Rep. Dustin Manwaring, R-Pocatello, the bill’s lead sponsor, told the House the bill is aimed at preserving the balance of power in the Tax Commission as laid out in the Idaho Constitution.
“HB 214 was about accountability and good governance at the state Tax Commission. It still is today,” Manwaring said. “This is an important bill that clarifies … the balance of powers in our state Tax Commission. If you don’t know, our Tax Commission is composed of four commissioners, two from each political party. They have a $46 million budget. They collect tax. ... We need accountability in the tax collection, in their auditing, and in their other program responsibilities.”
He said, “You made the right vote the first time. It’s still right now, and I ask you to join me in overriding this veto. Affirm the operation of the Tax Commission through the control of its members.”
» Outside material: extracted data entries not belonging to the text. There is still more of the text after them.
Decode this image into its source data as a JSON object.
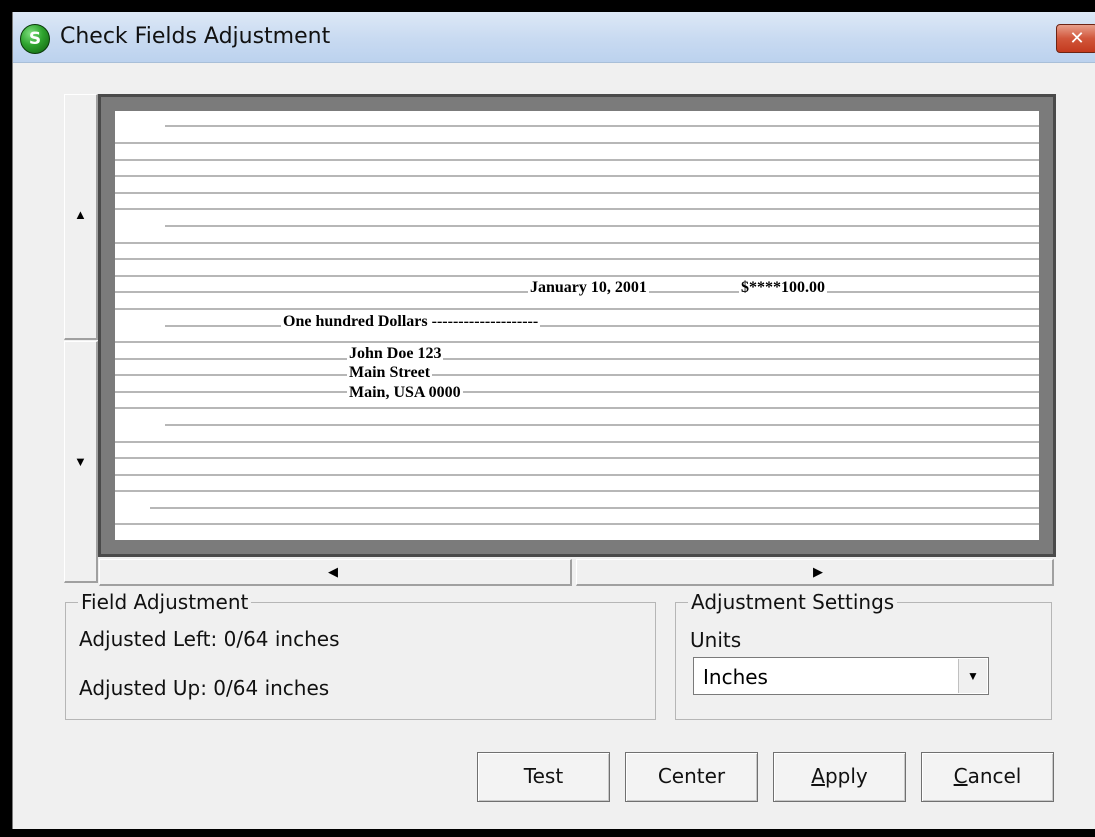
{
  "window": {
    "title": "Check Fields Adjustment",
    "app_icon_letter": "S",
    "close_glyph": "✕"
  },
  "nudge": {
    "up_icon": "▲",
    "down_icon": "▼",
    "left_icon": "◀",
    "right_icon": "▶"
  },
  "check": {
    "date": "January 10, 2001",
    "amount": "$****100.00",
    "amount_words": "One hundred Dollars --------------------",
    "payee_line1": "John Doe 123",
    "payee_line2": "Main Street",
    "payee_line3": "Main, USA 0000"
  },
  "field_adjustment": {
    "legend": "Field Adjustment",
    "adjusted_left": "Adjusted Left: 0/64 inches",
    "adjusted_up": "Adjusted Up: 0/64 inches"
  },
  "adjustment_settings": {
    "legend": "Adjustment Settings",
    "units_label": "Units",
    "units_value": "Inches",
    "dropdown_icon": "▼"
  },
  "buttons": {
    "test": "Test",
    "center": "Center",
    "apply_mnemonic": "A",
    "apply_rest": "pply",
    "cancel_mnemonic": "C",
    "cancel_rest": "ancel"
  }
}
Rep. Greg Chaney, R-Caldwell, co-sponsor of the bill, said, “We could have the Tax Commission operate like pretty much every other executive agency and have a director that serves at the pleasure of the governor. But that’s not what the people of Idaho want, and we know that’s not what they want because they added to the Constitution of the state of Idaho the structure we have now, with a four-member, independent commission. And what we risk is allowing the … (governor) to take his prerogative of choosing the chairman of that commission as a way of circumventing the independence that that commission is supposed to have from the governor’s office. We have a buffer in the Constitution against excessive partisanship in the implementation of tax policy that is being rendered moot.”
Chaney said the bill was aimed at preventing any governor from using the ability to appoint the chairman “as an end-around to make the Tax Commission operate like every other state agency, in violation of the Constitution.”